The Indian alternative investment sector has witnessed significant growth in assets under management in the three-year period ended December 2015, to around $2.5 billion (funds raised) from $0.6 million. While this is a small part of the $7.4 trillion-global alternative asset industry, the pace of growth can’t be ignored. Mint spoke to William J. Kelly, chief executive officer of Chartered Alternative Investment Analyst (CAIA) Association, to understand the structure and position of this emerging industry and the asset classes and valuation processes that are emerging.
Which type of asset managers choose alternative assets within a portfolio?
The world’s most sophisticated asset owners are likely to be found within the global sovereign wealth funds and the large endowments and foundations.
They long ago discovered the benefits of building a portfolio consisting of a wide set of uncorrelated assets and return streams. By doing this, they have lowered their risk-adjusted return by giving up some of the upside capture of any specific asset class, with the offsetting benefit of lowering their overall drawdown risk. They have thought about a solutions-based approach to the markets and have never tried to time their strategies around any specific asset class.
Alternative investment funds that are available to individual investors usually come with fees that are higher than the standard mutual fund investment. Is this a global trend? Why does it happen?
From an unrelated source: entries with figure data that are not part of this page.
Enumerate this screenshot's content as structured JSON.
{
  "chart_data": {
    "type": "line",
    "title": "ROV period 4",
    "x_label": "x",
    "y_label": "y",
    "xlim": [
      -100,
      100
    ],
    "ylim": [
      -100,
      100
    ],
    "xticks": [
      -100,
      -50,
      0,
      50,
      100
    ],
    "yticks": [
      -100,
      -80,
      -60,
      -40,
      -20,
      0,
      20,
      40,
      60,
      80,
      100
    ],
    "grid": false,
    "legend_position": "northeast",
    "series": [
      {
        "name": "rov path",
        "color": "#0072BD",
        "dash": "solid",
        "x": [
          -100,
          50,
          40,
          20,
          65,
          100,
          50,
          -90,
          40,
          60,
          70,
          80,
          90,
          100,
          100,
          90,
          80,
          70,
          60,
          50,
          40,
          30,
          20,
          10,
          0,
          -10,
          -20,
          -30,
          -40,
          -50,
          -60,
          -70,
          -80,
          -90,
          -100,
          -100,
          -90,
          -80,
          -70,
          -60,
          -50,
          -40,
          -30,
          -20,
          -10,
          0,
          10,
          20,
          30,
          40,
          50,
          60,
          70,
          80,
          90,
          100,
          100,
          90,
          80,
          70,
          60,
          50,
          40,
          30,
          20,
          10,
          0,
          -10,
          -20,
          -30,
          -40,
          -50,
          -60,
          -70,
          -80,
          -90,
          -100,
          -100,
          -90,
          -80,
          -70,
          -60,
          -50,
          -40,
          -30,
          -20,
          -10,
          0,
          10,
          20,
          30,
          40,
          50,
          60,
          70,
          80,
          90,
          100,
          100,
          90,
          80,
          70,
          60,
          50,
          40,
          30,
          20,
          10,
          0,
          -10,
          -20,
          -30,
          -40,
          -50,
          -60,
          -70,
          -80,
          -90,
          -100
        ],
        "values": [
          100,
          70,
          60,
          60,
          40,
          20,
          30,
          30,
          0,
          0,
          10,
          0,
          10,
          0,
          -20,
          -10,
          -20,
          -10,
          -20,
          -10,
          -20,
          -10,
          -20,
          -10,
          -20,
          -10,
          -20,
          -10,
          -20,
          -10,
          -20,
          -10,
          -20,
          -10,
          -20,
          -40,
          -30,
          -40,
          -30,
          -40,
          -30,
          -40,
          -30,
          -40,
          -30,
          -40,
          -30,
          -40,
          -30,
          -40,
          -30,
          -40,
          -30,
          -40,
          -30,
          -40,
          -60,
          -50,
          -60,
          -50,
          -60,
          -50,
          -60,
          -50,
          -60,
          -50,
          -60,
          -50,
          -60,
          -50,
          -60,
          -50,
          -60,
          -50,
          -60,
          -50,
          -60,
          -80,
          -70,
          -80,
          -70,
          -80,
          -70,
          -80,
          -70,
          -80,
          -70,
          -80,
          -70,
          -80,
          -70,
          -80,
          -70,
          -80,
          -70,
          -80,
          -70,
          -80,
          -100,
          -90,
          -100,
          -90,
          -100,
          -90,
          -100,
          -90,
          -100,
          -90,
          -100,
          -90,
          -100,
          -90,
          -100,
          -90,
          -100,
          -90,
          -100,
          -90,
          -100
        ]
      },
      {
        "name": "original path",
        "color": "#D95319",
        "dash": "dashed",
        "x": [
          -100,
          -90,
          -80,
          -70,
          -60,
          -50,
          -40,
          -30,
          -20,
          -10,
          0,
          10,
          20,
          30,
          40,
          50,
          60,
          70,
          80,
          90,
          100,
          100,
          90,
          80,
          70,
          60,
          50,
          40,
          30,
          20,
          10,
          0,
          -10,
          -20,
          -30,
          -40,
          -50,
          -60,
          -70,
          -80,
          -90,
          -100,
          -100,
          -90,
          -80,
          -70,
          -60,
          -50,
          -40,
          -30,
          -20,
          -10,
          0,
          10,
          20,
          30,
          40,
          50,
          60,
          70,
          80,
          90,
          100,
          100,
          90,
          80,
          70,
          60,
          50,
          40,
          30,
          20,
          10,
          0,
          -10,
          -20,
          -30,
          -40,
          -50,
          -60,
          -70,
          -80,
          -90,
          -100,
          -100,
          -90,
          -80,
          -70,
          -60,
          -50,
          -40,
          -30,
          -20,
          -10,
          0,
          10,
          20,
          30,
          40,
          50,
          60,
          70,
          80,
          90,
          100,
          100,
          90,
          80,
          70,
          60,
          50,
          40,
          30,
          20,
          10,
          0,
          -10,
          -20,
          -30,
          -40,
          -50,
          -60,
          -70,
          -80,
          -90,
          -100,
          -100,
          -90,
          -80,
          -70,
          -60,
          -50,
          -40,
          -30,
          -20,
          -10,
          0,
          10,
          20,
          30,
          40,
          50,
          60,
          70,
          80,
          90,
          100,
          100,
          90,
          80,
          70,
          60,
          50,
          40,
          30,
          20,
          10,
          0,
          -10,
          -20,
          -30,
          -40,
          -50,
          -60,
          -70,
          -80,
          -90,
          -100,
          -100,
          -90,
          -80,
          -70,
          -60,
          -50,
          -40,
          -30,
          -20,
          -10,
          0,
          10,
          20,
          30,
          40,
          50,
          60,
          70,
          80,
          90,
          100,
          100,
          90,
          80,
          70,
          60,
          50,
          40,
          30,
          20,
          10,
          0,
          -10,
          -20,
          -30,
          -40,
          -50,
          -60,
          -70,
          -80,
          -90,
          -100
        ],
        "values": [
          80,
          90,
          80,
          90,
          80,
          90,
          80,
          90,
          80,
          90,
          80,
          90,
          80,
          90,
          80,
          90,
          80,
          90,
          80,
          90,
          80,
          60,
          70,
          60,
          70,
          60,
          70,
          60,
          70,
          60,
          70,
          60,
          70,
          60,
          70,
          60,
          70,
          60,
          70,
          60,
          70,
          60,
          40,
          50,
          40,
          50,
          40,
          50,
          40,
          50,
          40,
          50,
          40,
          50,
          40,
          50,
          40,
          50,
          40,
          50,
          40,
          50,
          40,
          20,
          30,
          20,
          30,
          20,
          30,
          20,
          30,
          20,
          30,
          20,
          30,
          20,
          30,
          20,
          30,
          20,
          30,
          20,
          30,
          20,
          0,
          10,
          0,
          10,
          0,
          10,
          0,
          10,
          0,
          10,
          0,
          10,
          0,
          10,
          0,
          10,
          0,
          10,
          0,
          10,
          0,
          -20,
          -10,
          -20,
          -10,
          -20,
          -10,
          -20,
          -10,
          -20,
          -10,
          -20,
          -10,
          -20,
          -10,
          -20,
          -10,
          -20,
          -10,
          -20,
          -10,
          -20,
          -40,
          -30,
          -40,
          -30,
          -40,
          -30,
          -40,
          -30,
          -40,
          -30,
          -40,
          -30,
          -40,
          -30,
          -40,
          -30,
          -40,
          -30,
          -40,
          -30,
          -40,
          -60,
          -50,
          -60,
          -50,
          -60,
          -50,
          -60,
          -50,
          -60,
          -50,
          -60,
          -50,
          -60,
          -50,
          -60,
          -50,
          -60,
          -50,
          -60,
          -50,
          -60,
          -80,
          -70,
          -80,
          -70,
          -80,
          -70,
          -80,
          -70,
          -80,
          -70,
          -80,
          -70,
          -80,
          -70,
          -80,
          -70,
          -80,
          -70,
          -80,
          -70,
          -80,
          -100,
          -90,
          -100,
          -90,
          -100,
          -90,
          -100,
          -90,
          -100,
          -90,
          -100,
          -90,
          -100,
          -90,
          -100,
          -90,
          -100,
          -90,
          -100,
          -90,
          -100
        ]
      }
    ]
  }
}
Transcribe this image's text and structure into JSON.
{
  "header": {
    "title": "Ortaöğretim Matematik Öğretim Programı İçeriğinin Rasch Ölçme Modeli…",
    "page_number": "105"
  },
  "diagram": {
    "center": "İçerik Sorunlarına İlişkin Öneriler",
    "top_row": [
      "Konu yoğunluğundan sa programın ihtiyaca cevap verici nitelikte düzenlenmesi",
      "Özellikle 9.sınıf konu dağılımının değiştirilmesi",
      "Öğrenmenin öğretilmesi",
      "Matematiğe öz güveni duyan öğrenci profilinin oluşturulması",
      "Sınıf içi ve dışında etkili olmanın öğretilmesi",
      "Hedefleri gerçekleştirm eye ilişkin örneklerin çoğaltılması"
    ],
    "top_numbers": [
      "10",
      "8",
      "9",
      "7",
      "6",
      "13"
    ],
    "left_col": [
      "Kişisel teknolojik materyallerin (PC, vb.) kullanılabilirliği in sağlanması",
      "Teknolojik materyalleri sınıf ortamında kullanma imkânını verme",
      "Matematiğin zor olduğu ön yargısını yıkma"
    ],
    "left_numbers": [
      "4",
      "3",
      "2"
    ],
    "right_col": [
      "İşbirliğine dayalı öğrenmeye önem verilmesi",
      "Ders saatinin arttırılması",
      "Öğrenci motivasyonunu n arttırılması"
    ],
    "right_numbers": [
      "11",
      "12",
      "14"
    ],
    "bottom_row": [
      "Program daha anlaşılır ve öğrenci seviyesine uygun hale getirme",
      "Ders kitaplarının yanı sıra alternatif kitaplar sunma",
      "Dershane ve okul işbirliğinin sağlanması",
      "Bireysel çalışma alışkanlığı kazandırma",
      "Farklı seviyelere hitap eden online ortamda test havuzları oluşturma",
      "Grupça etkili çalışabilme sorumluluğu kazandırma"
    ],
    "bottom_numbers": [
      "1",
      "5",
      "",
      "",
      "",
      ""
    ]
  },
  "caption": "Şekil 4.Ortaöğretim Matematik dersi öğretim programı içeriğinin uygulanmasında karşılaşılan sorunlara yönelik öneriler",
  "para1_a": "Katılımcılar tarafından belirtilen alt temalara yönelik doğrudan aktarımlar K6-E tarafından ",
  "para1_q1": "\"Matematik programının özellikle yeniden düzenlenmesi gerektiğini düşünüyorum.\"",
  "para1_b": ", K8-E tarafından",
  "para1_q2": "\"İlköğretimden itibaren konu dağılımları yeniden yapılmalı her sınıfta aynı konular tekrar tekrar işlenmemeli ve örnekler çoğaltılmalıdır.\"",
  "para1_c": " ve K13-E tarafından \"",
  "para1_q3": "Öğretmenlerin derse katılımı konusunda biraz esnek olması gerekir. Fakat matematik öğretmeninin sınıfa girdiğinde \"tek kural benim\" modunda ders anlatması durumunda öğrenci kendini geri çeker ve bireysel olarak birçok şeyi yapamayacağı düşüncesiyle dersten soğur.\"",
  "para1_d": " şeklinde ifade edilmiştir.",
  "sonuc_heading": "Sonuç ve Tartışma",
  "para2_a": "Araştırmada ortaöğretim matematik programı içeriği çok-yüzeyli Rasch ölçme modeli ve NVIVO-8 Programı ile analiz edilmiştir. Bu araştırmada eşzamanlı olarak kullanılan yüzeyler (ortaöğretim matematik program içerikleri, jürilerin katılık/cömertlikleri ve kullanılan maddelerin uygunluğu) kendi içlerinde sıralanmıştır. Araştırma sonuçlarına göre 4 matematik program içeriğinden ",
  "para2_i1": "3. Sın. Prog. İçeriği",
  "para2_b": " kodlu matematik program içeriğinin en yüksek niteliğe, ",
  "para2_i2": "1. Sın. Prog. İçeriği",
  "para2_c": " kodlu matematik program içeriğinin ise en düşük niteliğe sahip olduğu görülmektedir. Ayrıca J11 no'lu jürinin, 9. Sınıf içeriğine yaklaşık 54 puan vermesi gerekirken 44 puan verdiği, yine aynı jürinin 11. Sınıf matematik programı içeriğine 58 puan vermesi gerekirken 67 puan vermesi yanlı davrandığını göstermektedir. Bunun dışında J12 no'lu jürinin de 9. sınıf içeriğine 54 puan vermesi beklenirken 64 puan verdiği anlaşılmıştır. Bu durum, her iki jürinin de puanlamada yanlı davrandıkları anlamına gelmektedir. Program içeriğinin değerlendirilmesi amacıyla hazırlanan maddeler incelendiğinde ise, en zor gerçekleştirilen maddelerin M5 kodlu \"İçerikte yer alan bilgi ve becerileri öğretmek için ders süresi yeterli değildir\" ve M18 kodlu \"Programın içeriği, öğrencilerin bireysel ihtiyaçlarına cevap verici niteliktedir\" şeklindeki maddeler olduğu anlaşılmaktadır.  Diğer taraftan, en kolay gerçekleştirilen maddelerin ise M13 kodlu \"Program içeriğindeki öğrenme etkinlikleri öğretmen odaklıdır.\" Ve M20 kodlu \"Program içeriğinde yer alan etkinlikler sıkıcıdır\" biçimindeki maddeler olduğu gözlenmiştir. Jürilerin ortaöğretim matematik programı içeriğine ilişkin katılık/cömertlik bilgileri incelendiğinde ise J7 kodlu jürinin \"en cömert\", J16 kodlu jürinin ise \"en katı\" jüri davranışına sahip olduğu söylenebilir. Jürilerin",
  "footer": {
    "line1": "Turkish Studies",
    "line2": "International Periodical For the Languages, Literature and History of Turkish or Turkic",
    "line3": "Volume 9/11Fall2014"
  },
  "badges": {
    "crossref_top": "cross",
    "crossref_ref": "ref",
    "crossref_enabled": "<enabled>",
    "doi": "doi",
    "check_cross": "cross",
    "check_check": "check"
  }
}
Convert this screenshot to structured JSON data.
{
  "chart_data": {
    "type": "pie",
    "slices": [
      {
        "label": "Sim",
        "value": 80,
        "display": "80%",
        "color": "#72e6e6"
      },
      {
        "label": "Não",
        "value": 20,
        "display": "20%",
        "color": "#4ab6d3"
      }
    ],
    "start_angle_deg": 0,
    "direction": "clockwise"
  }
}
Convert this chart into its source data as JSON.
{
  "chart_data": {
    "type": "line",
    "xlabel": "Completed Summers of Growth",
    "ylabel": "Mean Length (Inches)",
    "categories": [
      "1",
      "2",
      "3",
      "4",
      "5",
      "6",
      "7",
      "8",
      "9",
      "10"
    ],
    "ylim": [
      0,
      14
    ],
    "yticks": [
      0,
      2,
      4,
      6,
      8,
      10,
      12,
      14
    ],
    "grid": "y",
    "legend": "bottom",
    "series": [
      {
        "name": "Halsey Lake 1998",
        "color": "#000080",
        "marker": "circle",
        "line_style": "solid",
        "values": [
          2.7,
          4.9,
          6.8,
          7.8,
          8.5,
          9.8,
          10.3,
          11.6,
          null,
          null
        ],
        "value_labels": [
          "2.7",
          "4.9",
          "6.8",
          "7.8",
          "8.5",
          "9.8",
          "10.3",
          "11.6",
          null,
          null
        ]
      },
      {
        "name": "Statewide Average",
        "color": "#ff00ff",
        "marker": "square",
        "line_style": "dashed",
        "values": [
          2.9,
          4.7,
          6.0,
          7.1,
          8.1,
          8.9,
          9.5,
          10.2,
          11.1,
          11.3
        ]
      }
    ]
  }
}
Most liquid investment funds are young and were launched in the wake of the global financial crisis (GFC). The fees have, typically, been higher than the expense ratio of a traditional mutual fund. As more providers move into this space, it is likely that fees will feel some level of competitive pressure. Getting access to a unique manager with either limited capacity or a stellar track record might always have a bit of a premium price but the access to the simple beta associated with an asset class should be much less expensive in the longer run.